REPUBLIKA.CO.ID, YOGYAKARTA — Peredaran minuman keras (miras) dilaporkan marak terjadi akhir-akhir ini di Daerah Istimewa Yogyakarta (DIY). Sejumlah organisasi masyarakat yang ada di DIY yakni Majelis Ulama Indonesia (MUI), Muhammadiyah, dan Nahdlatul Ulama (NU) bersama-sama memberikan pernyataan tentang darurat miras pada September 2024.
Anggota Pimpinan Majelis Tarjih dan Tajdid PP Muhammadiyah, Ali Yusuf pun membahas terkait miras ini dalam kajian rutin yang digelar di Universitas Ahmad Dahlan (UAD). Ali pun menekankan terkait bahaya dan pengharaman miras atau kadang disebut khamar.
Ali mengatakan, miras yang mengandung alkohol dengan kadar tinggi dapat menyebabkan mabuk. Di dalam Qamus Al-Muhith, katanya, khamar juga sesuatu yang menutupi akal dan menghalangi fungsi normal akal.
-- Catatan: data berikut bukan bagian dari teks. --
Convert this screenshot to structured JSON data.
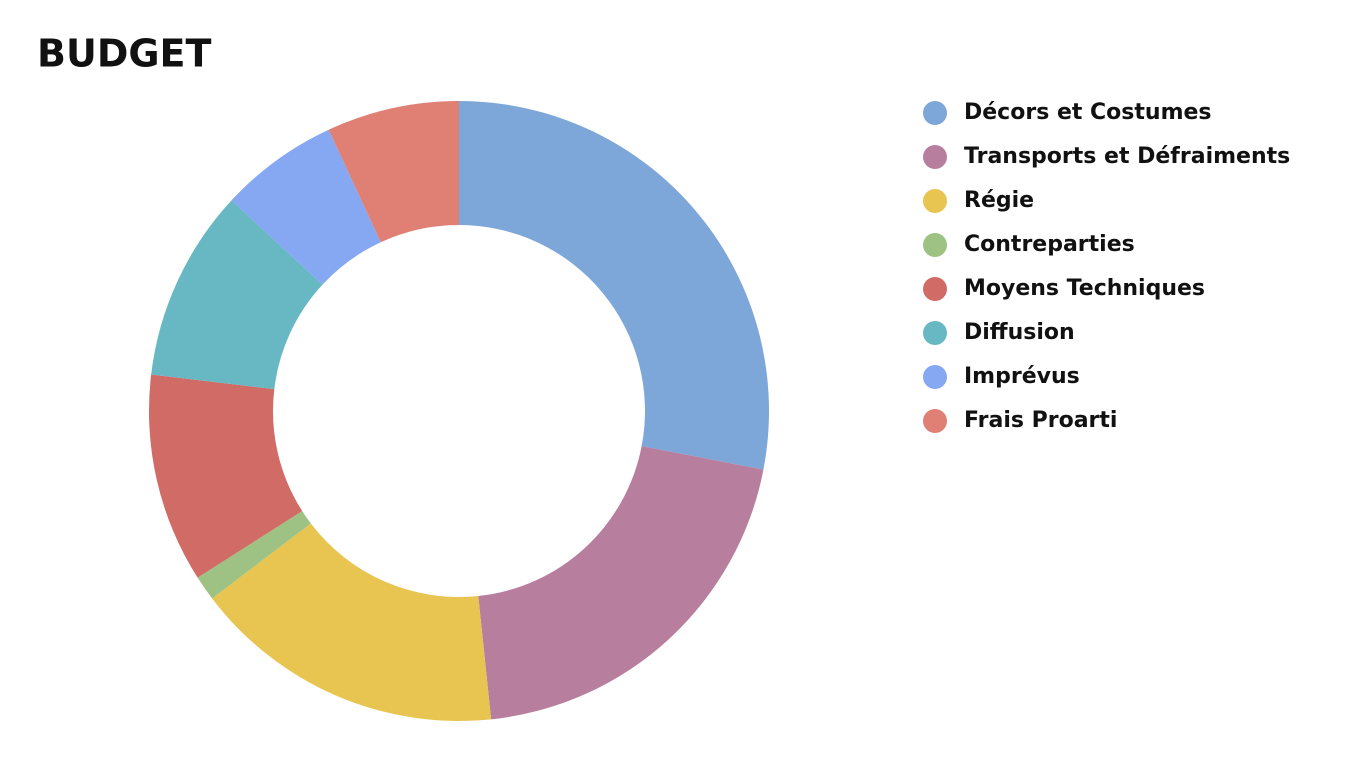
{
  "chart_data": {
    "type": "donut",
    "title": "BUDGET",
    "categories": [
      "Décors et Costumes",
      "Transports et Défraiments",
      "Régie",
      "Contreparties",
      "Moyens Techniques",
      "Diffusion",
      "Imprévus",
      "Frais Proarti"
    ],
    "values": [
      28,
      20.3,
      16.3,
      1.3,
      10.9,
      10,
      6.2,
      6.9
    ],
    "colors": [
      "#7da6d9",
      "#b77e9e",
      "#e8c451",
      "#9dc284",
      "#d06b66",
      "#67b8c2",
      "#86a7f2",
      "#e07f74"
    ],
    "legend": "right"
  }
}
“Kemudian di dalam Fathul Bari, khamar adalah segala sesuatu yang memabukkan dari minuman tanpa memandang asal bahan pembuatnya,” kata Ali dalam keterangan UAD, Rabu (9/10/2024).
Dikatakan Ali, pada zaman jahiliyah, orang-orang sudah terbiasa dengan minuman khamar. Bahkan, khamar dijadikan sebagai minuman untuk suguhan tamu, dan sahabat Nabi pun ada yang pernah meminum khamar.
“Sehingga ketika proses mengharamkan khamar itu tidak bisa sekaligus, tetapi dilaksanakan secara bertahap. Maka dapat diambil faedah bahwa ketika berdakwah pun harus bertahap,” ucap Ali.
Ali menjelaskan, pengharaman khamar memiliki empat fase. Pertama yakni sikap netral yang tidak langsung mengharamkan khamar.
Fase kedua, Allah mulai memberikan arahan untuk menghindari perkara-perkara yang mendatangkan mudarat yakni khamar dan maisir (perjudian). Fase ketiga, lanjutnya, larangan shalat dalam keadaan mabuk.
“Fase keempat adalah pengharaman khamar secara total,” jelasnya.
Ali juga menekankan terkait dampak negatif miras. Mulai dari dampak yang bisa merusak banyak organ tubuh seperti jantung, paru-paru, ginjal, hingga saraf.
Termasuk melemahkan daya pikir, serta gangguan jiwa, menjadi boros, dan lalai terhadap nafkah keluarga. “(Mengonsumsi) Miras juga bisa menimbulkan perselisihan, serta sebagai penyebab malas ibadah, dan sumber keburukan,” ungkap Ali.
Seperti diketahui, MUI DIY, Muhammadiyah, dan NU menyatakan sikap menolak miras, antimiras, dan peredarannya pada 20 September 2024. Pernyataan sikap itu dikeluarkan menyusul penjualan miras yang semakin membahayakan, dengan banyaknya outlet-outlet penjual miras yang legal maupun ilegal. “Bahkan warung-warung kecil pun disisipi dengan berjualan miras,” jelasnya.